Without rain, we have no grass. Without grass, we sell the whole herd. Without the herd, the story changes. Dramatically. That doesn’t make a good inspirational quote.
But it’s reality. This spring storm during the height of calving is the definition of gratefulness and fear walking hand in hand with us as we take another loop around the pasture in the feed pickup, unroll another bale, make sure we have the entryway and barn and milk replacer and extra fuel and tractor ready to help fend off the worst of it the best we can.
It’s the story my dad holds like a lump in his throat, the hot summer of scours that took nearly 90% of their calf crop. His father was fresh from a battle with cancer, feeble and shell-shocked, and my parents, they were hanging on to a dream that was literally dying right before their eyes.
In a particularly desperate moment, one where my dad, as a young man, helped his father work on another unresponsive calf, he offered that it might be time to give up. And his dad looked him in the face right then and said plain and stern, unflinching against the despair, “You CAN’T. You CAN’T just give up.”
My dad tells it, still humbled after all these years, and that lump appears in my throat, too. Maybe we were born with it there, waiting to remind us of the weight of the responsibility that grazes on our summer pastures, bunches up together in fence corners against the wind, rides her pony out in the round pen and runs wide open down the scoria road. Maybe we were all born with it there to remind us how fragile it is really, how small we can become in the scheme of it.
My parents, not yet in the middle of their 30s, packed up the little they had in that old trailer house and their two young daughters and left the ranch that summer, not knowing if or how they might ever return, how they might ever make it work. I was just about to turn 2 years old.
That lump, it’s in every rancher and farmer’s throat, or it’s a tightening in her chest, or the thing that wakes him in the early hours of the morning before the birds and the sun. The bad winter. The drought years. The hailstorm that wiped them out. The scours. The day he had to sell it all. The calf-killing storm.

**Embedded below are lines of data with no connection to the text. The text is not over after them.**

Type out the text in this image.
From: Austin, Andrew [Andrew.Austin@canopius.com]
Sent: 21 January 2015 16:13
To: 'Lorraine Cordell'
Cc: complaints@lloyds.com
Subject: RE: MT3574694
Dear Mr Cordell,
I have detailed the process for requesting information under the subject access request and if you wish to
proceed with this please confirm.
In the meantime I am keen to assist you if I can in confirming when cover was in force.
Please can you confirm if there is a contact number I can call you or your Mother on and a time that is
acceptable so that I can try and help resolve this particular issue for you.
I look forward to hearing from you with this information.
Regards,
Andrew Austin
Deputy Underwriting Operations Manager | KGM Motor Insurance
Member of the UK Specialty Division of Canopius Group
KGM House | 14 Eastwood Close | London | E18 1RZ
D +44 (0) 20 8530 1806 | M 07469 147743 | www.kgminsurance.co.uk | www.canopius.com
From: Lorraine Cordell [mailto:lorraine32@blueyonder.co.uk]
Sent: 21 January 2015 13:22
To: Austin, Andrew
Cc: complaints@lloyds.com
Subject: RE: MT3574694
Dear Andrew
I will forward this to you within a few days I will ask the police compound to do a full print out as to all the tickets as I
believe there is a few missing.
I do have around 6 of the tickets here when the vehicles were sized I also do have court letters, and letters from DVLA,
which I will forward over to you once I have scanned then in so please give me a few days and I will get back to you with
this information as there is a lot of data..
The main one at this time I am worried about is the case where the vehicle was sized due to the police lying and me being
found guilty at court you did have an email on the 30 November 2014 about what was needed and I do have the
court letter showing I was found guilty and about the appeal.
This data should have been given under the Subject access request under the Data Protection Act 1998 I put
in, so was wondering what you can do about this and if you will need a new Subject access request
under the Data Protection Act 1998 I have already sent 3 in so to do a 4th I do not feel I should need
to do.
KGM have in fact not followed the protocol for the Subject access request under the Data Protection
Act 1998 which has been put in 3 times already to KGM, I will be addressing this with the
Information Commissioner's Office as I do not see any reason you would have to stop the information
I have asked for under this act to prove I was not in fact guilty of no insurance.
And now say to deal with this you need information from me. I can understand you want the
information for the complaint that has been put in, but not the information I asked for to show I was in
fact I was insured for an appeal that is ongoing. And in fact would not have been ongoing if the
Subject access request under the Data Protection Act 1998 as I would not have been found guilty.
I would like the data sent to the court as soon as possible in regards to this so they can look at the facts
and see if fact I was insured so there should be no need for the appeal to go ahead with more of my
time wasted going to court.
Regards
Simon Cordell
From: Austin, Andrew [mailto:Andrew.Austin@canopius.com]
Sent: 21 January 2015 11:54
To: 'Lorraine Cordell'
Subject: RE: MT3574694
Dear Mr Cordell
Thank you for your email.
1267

But agriculturalists, we don’t hold the patent on hard times. And the weather, no matter how extreme, it’s never unexpected. We’re never surprised, we know how to batten down the hatches. And we know the stakes.
We keep them tucked up under our hats or in the pocket of our shirt, the one under the jacket and the wool vest and the winter coat, the one closest to the hearts that we carry out into the blinding, whipping wind, knowing when we get through this, the white will make the grass grow greener and that will be something to put on a postcard. That is your inspirational quote.